Using nn.Dropout2d at eval() time (for modelling uncertainty)

Hello,

Backstory:

I’ve taken some inspiration from this post on the fast.ai forums:

to build in dropout at evaluation time as a way of attempting to measure the uncertainty of a prediction.

I also used this post as a basis for .apply()-ing a function at .eval() time:

The way I understand these techniques:

By applying dropout at evaluation time and running over many forward passes (10-100+), you get predictions from a variety of different models.

What you can then do with these predictions is measure how much they differ (get the .var() of your 100 different samples).

With this difference, you can then see what samples the model is ‘uncertain’ about (the ones with high variance).

Use case example:

Uber seems to be using this technique for some of their predictions: https://eng.uber.com/tag/monte-carlo-dropout/

My main question (more of a sound check…):

I’ve put together an example pipeline using MNIST but I’m unsure of some of the custom functions I’ve created/taken from code examples online.

Has anyone had experience with Monte Carlo Dropout or another method of measuring uncertainty they can share?

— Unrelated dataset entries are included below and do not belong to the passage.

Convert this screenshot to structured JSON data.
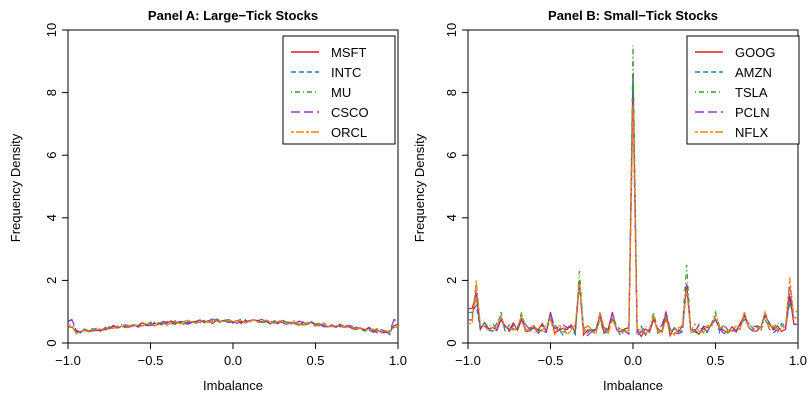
{
  "chart_data": [
    {
      "type": "line",
      "title": "Panel A: Large−Tick Stocks",
      "xlabel": "Imbalance",
      "ylabel": "Frequency Density",
      "xlim": [
        -1.0,
        1.0
      ],
      "ylim": [
        0,
        10
      ],
      "xticks": [
        "−1.0",
        "−0.5",
        "0.0",
        "0.5",
        "1.0"
      ],
      "yticks": [
        "0",
        "2",
        "4",
        "6",
        "8",
        "10"
      ],
      "legend_position": "top-right",
      "series": [
        {
          "name": "MSFT",
          "color": "#e31a1c",
          "dash": "solid"
        },
        {
          "name": "INTC",
          "color": "#1f78b4",
          "dash": "dashed"
        },
        {
          "name": "MU",
          "color": "#33a02c",
          "dash": "dotdash"
        },
        {
          "name": "CSCO",
          "color": "#9933cc",
          "dash": "longdash"
        },
        {
          "name": "ORCL",
          "color": "#ff7f00",
          "dash": "twodash"
        }
      ]
    },
    {
      "type": "line",
      "title": "Panel B: Small−Tick Stocks",
      "xlabel": "Imbalance",
      "ylabel": "Frequency Density",
      "xlim": [
        -1.0,
        1.0
      ],
      "ylim": [
        0,
        10
      ],
      "xticks": [
        "−1.0",
        "−0.5",
        "0.0",
        "0.5",
        "1.0"
      ],
      "yticks": [
        "0",
        "2",
        "4",
        "6",
        "8",
        "10"
      ],
      "legend_position": "top-right",
      "series": [
        {
          "name": "GOOG",
          "color": "#e31a1c",
          "dash": "solid"
        },
        {
          "name": "AMZN",
          "color": "#1f78b4",
          "dash": "dashed"
        },
        {
          "name": "TSLA",
          "color": "#33a02c",
          "dash": "dotdash"
        },
        {
          "name": "PCLN",
          "color": "#9933cc",
          "dash": "longdash"
        },
        {
          "name": "NFLX",
          "color": "#ff7f00",
          "dash": "twodash"
        }
      ]
    }
  ]
}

My code (critiques/advice welcome):

# Create function to apply to model at eval() time
def apply_dropout(m):
    if type(m) == nn.Dropout2d:
        m.train()

# Func to predict MNIST class
def predict_class(model, X):
    model = model.eval()
    model.apply(apply_dropout) # apply dropout at pred time (see func above)
    outputs = model(Variable(X))
    #print(outputs)
    _, pred = torch.max(outputs.data, 1)
    return pred.numpy()

# Run for T times and get list_of_preds for measuring variance
def predict(model, X, T=100):
    list_of_preds = []
    standard_pred=predict_class(model, X)
    y1 = []
    y2 = []
    for _ in range(T):
        _y1 = model(Variable(X))
        _y2 = F.softmax(_y1, dim=1)
        y1.append(_y1.data.numpy())
        y2.append(_y2.data.numpy())
        list_of_preds.append(predict_class(model, X)) # predict T times
    return standard_pred, np.array(y1), np.array(y2), np.array(list_of_preds)

Your code looks fine to me. I tried a similar implementation on a different data set. I did see some variation in the prediction for in-class samples, but virtually nothing in the prediction for out-of-class samples. My network also used batch norm. However, when I put the whole model in the training mode, I observed significant variations in the predictions for both in-class samples and out-of-class samples, but the prediction accuracy for in-class samples were very low. What was your observation from your experiments – even if just on in-class samples will be interesting to me?